Back at Grove Park, the hive is carefully reassembled. The community group leaves to harvest their allotment produce and Grant and I discuss the conservation of UK’s pollinators and the main threats they currently face. Sadly, bees are not a fundamental priority – but as Grant says, a decline in the bee population severely damages our environment and economy.
“I believe that the neonicotinoid ban was a great first step, however in order to move forward we must work as a human and non human collective with the bees, giving bees a voice where they are not otherwise heard, for example, in debate and activism. By forming cross species coalitions we can work together to promote the importance of a wide range of species and protect and preserve their habitats and livelihoods.”

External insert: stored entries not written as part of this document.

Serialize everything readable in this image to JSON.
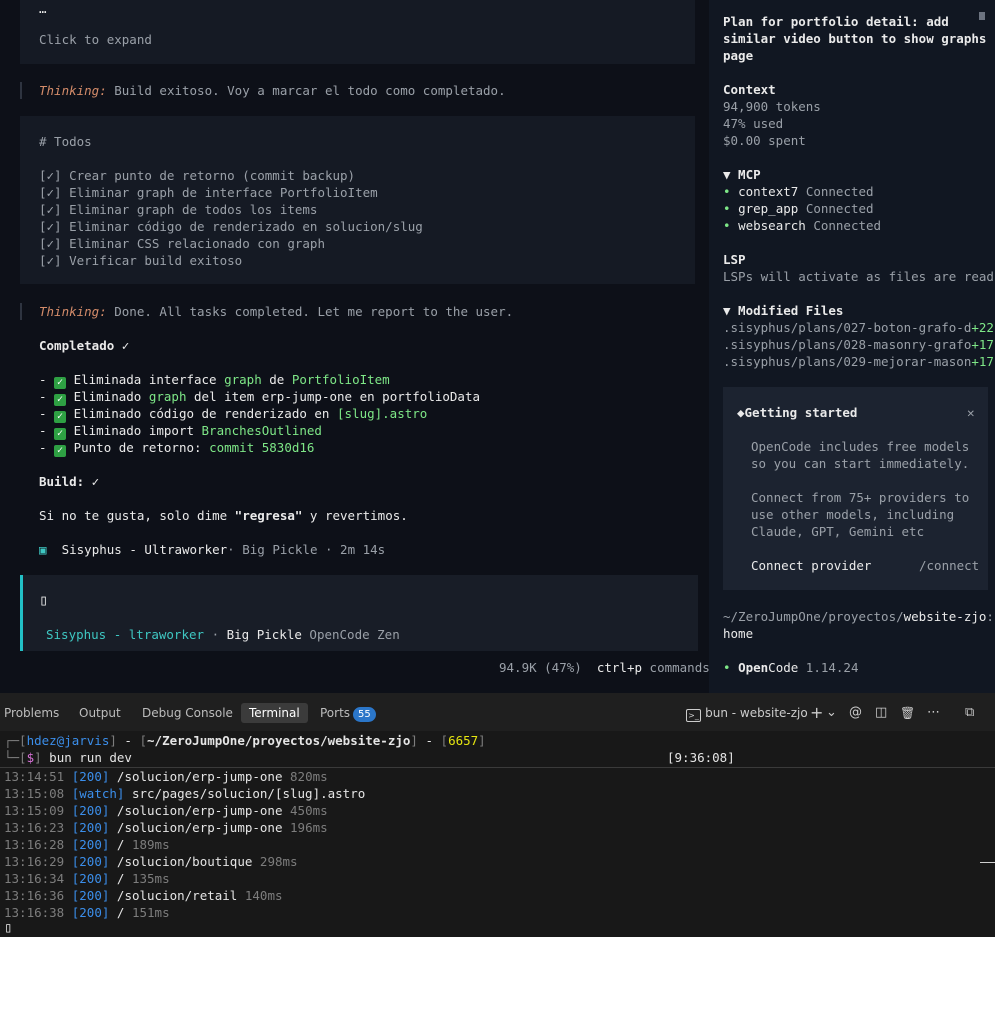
{
  "chat": {
    "ellipsis": "…",
    "click_to_expand": "Click to expand",
    "thinking1_label": "Thinking:",
    "thinking1_text": " Build exitoso. Voy a marcar el todo como completado.",
    "todos_title": "# Todos",
    "todos": [
      "[✓] Crear punto de retorno (commit backup)",
      "[✓] Eliminar graph de interface PortfolioItem",
      "[✓] Eliminar graph de todos los items",
      "[✓] Eliminar código de renderizado en solucion/slug",
      "[✓] Eliminar CSS relacionado con graph",
      "[✓] Verificar build exitoso"
    ],
    "thinking2_label": "Thinking:",
    "thinking2_text": " Done. All tasks completed. Let me report to the user.",
    "completed_title": "Completado ✓",
    "items": [
      {
        "pre": "- ",
        "a": " Eliminada interface ",
        "b": "graph",
        "c": " de ",
        "d": "PortfolioItem"
      },
      {
        "pre": "- ",
        "a": " Eliminado ",
        "b": "graph",
        "c": " del item erp-jump-one en portfolioData",
        "d": ""
      },
      {
        "pre": "- ",
        "a": " Eliminado código de renderizado en ",
        "b": "[slug].astro",
        "c": "",
        "d": ""
      },
      {
        "pre": "- ",
        "a": " Eliminado import ",
        "b": "BranchesOutlined",
        "c": "",
        "d": ""
      },
      {
        "pre": "- ",
        "a": " Punto de retorno: ",
        "b": "commit 5830d16",
        "c": "",
        "d": ""
      }
    ],
    "build_label": "Build:",
    "build_value": " ✓",
    "regresa_pre": "Si no te gusta, solo dime ",
    "regresa_word": "\"regresa\"",
    "regresa_post": " y revertimos.",
    "agent_icon": "▣",
    "agent_name": "Sisyphus - Ultraworker",
    "agent_meta": "· Big Pickle · 2m 14s",
    "input_cursor": "▯",
    "input_agent": "Sisyphus - ltraworker",
    "input_dot": " · ",
    "input_model": "Big Pickle",
    "input_provider": " OpenCode Zen",
    "footer_tokens": "94.9K (47%)",
    "footer_shortcut": "ctrl+p",
    "footer_commands": " commands"
  },
  "sidebar": {
    "title_lines": [
      "Plan for portfolio detail: add",
      "similar video button to show graphs",
      "page"
    ],
    "context_title": "Context",
    "context_lines": [
      "94,900 tokens",
      "47% used",
      "$0.00 spent"
    ],
    "mcp_title": "▼ MCP",
    "mcp": [
      {
        "name": "context7",
        "status": "Connected"
      },
      {
        "name": "grep_app",
        "status": "Connected"
      },
      {
        "name": "websearch",
        "status": "Connected"
      }
    ],
    "lsp_title": "LSP",
    "lsp_text": "LSPs will activate as files are read",
    "modified_title": "▼ Modified Files",
    "modified": [
      {
        "path": ".sisyphus/plans/027-boton-grafo-d",
        "delta": "+22"
      },
      {
        "path": ".sisyphus/plans/028-masonry-grafo",
        "delta": "+17"
      },
      {
        "path": ".sisyphus/plans/029-mejorar-mason",
        "delta": "+17"
      }
    ],
    "getting_started": {
      "icon": "◆",
      "title": "Getting started",
      "close": "✕",
      "p1": [
        "OpenCode includes free models",
        "so you can start immediately."
      ],
      "p2": [
        "Connect from 75+ providers to",
        "use other models, including",
        "Claude, GPT, Gemini etc"
      ],
      "connect_label": "Connect provider",
      "connect_cmd": "/connect"
    },
    "path_pre": "~/ZeroJumpOne/proyectos/",
    "path_bold": "website-zjo",
    "path_post": ":",
    "path_line2": "home",
    "version_dot": "•",
    "version_open": "Open",
    "version_code": "Code",
    "version_num": " 1.14.24"
  },
  "panel": {
    "tabs": [
      "Problems",
      "Output",
      "Debug Console",
      "Terminal",
      "Ports"
    ],
    "ports_badge": "55",
    "terminal_name": "bun - website-zjo",
    "icons": {
      "plus": "+",
      "chevron": "⌄",
      "at": "@",
      "split": "◫",
      "trash": "🗑",
      "more": "⋯",
      "maximize": "⧉"
    }
  },
  "terminal": {
    "prompt_user": "hdez@jarvis",
    "prompt_path": "~/ZeroJumpOne/proyectos/website-zjo",
    "prompt_num": "6657",
    "prompt_time": "[9:36:08]",
    "prompt_sym": "$",
    "command": " bun run dev",
    "logs": [
      {
        "time": "13:14:51",
        "tag": "[200]",
        "path": "/solucion/erp-jump-one",
        "ms": "820ms"
      },
      {
        "time": "13:15:08",
        "tag": "[watch]",
        "path": "src/pages/solucion/[slug].astro",
        "ms": ""
      },
      {
        "time": "13:15:09",
        "tag": "[200]",
        "path": "/solucion/erp-jump-one",
        "ms": "450ms"
      },
      {
        "time": "13:16:23",
        "tag": "[200]",
        "path": "/solucion/erp-jump-one",
        "ms": "196ms"
      },
      {
        "time": "13:16:28",
        "tag": "[200]",
        "path": "/",
        "ms": "189ms"
      },
      {
        "time": "13:16:29",
        "tag": "[200]",
        "path": "/solucion/boutique",
        "ms": "298ms"
      },
      {
        "time": "13:16:34",
        "tag": "[200]",
        "path": "/",
        "ms": "135ms"
      },
      {
        "time": "13:16:36",
        "tag": "[200]",
        "path": "/solucion/retail",
        "ms": "140ms"
      },
      {
        "time": "13:16:38",
        "tag": "[200]",
        "path": "/",
        "ms": "151ms"
      }
    ],
    "cursor": "▯"
  }
}
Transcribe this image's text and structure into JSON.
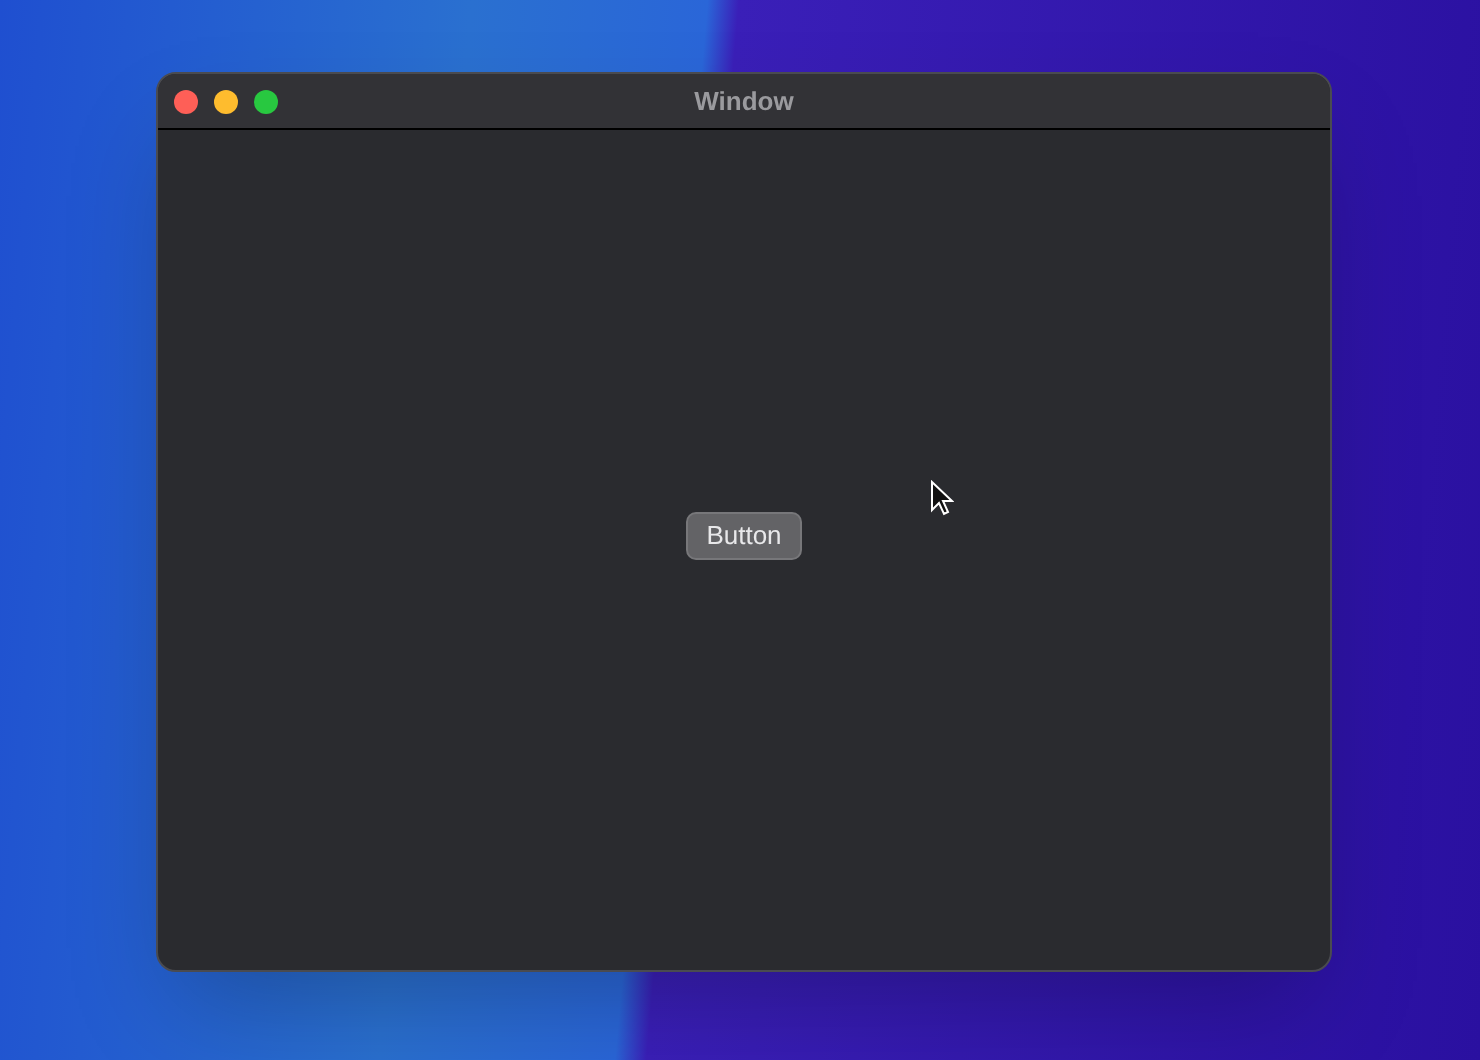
{
  "window": {
    "title": "Window"
  },
  "content": {
    "button": {
      "label": "Button"
    }
  }
}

I asked Grant about his thoughts on the National Pollinator Strategy that is set for release later this year. Does he have any suggestions about what should be included?
“I attended a presentation on the NPS and I was given a lot of information. I feel, however, that these issues ultimately need to be presented and resolved by civil society. The government can do nothing except facilitate change, and it is up to civil actors to initiate it…civil action can create roots for activism, and helps to deliver knowledge in ways far more powerful than governmental incentives.”
As Grant says, civil action is very important – but it can often be difficult to engage the public on such issues. Grant believes that bumblebees are a great way of engaging people with a pollinator cause, as often people don’t realise that bee species extend beyond the “fuzzy black stripy ones.” Through learning about one type of bee, people might start to notice the wide variety of pollinators in our environment. Crucially, you do not need to be an expert in order to understand how important bees are to us and work to help save these pollinators.
Sasha agrees. “I think that adults need to stop being afraid of bees! I have seen adults in a park shouting ‘get away from me’ to bees and I don’t think that’s right.”
Grant’s thoughts about the power of civil society provide a refreshing view of what it means to govern our environment. If harnessed correctly, this could be extremely beneficial – perhaps even revolutionary. It is clear that Grant is sincere in what he does, and how he advocates sustainable food growth is both inspiring and exciting. Through community projects, Grant is sharing his knowledge and passion amongst others who may not otherwise have opportunities to grow their own food or visit beehives in real life, providing a powerful example of how an environmental movement can morph into a community movement with incredibly far-reaching benefits.
“Bees happen to be one of the most interesting species, and should be viewed as companions,” says Grant. “People must realise that we must work with the bees to create something bigger.”